Patients were identified in a patient registry held by public health care providers in the county of Jämtland, which is located in Northern Sweden. Public health care is given by general practitioners in 29 health centres and in one hospital. To a minor extent, health care is also provided by private practitioners none of whom is a neurologist. At the time of the present study, two full-time neurologists served the Jämtland population with neurological care. They were the only physicians who were permitted to refer patients for epilepsy surgery evaluation. Patients in Jämtland are referred to tertiary epilepsy centre at the University Hospital of Umeå.

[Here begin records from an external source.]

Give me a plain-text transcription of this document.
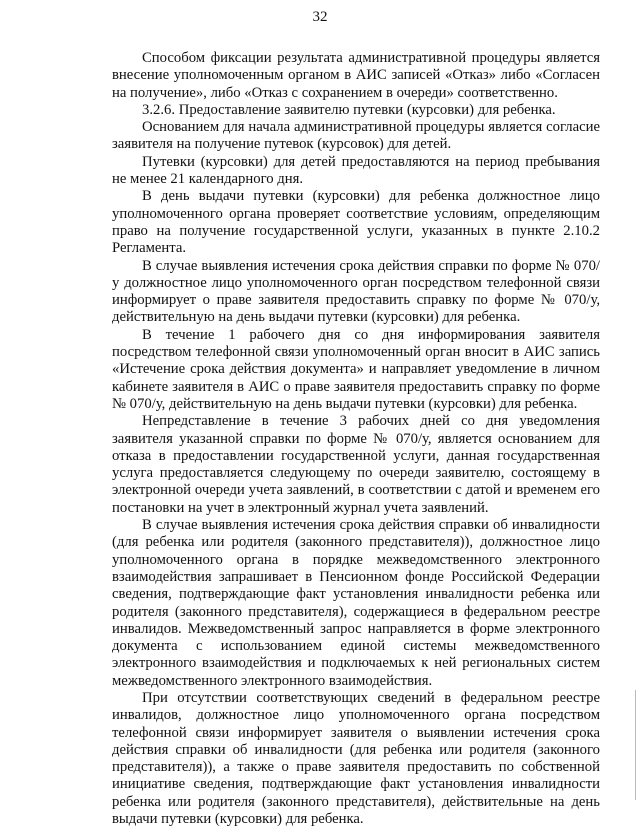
32

Способом фиксации результата административной процедуры является внесение уполномоченным органом в АИС записей «Отказ» либо «Согласен на получение», либо «Отказ с сохранением в очереди» соответственно.

3.2.6. Предоставление заявителю путевки (курсовки) для ребенка.

Основанием для начала административной процедуры является согласие заявителя на получение путевок (курсовок) для детей.

Путевки (курсовки) для детей предоставляются на период пребывания не менее 21 календарного дня.

В день выдачи путевки (курсовки) для ребенка должностное лицо уполномоченного органа проверяет соответствие условиям, определяющим право на получение государственной услуги, указанных в пункте 2.10.2 Регламента.

В случае выявления истечения срока действия справки по форме № 070/у должностное лицо уполномоченного орган посредством телефонной связи информирует о праве заявителя предоставить справку по форме № 070/у, действительную на день выдачи путевки (курсовки) для ребенка.

В течение 1 рабочего дня со дня информирования заявителя посредством телефонной связи уполномоченный орган вносит в АИС запись «Истечение срока действия документа» и направляет уведомление в личном кабинете заявителя в АИС о праве заявителя предоставить справку по форме № 070/у, действительную на день выдачи путевки (курсовки) для ребенка.

Непредставление в течение 3 рабочих дней со дня уведомления заявителя указанной справки по форме № 070/у, является основанием для отказа в предоставлении государственной услуги, данная государственная услуга предоставляется следующему по очереди заявителю, состоящему в электронной очереди учета заявлений, в соответствии с датой и временем его постановки на учет в электронный журнал учета заявлений.

В случае выявления истечения срока действия справки об инвалидности (для ребенка или родителя (законного представителя)), должностное лицо уполномоченного органа в порядке межведомственного электронного взаимодействия запрашивает в Пенсионном фонде Российской Федерации сведения, подтверждающие факт установления инвалидности ребенка или родителя (законного представителя), содержащиеся в федеральном реестре инвалидов. Межведомственный запрос направляется в форме электронного документа с использованием единой системы межведомственного электронного взаимодействия и подключаемых к ней региональных систем межведомственного электронного взаимодействия.

При отсутствии соответствующих сведений в федеральном реестре инвалидов, должностное лицо уполномоченного органа посредством телефонной связи информирует заявителя о выявлении истечения срока действия справки об инвалидности (для ребенка или родителя (законного представителя)), а также о праве заявителя предоставить по собственной инициативе сведения, подтверждающие факт установления инвалидности ребенка или родителя (законного представителя), действительные на день выдачи путевки (курсовки) для ребенка.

In December 2002, Jämtland had 70 197 inhabitants aged 18–60 years (Statistics Sweden). A search in this population between 1998 and 2002 using ICD 10 codes G40 (epilepsy) and R56 (convulsions, not elsewhere classified) yielded 501 unique patients. These registry diagnoses were validated by means of an interview with the treating physician. Patients with unprovoked seizures of epileptic nature according to the treating physician were considered to have epilepsy (= 378). Of these, 23 (6.1%) were deceased, 97 (25.7%) did not respond to any of three invitation letters to participate in our study, seven (1.9%) declined to participate and 251 (66.4%) agreed to participate in our study.

Clinical data were collected in the medical records of the 251 patients (study population, Table 1). Information on the presence of cognitive disturbances was collected only from the charts of patients who had undergone surgery or were considered potential epilepsy surgery candidates (= 88, Table 2).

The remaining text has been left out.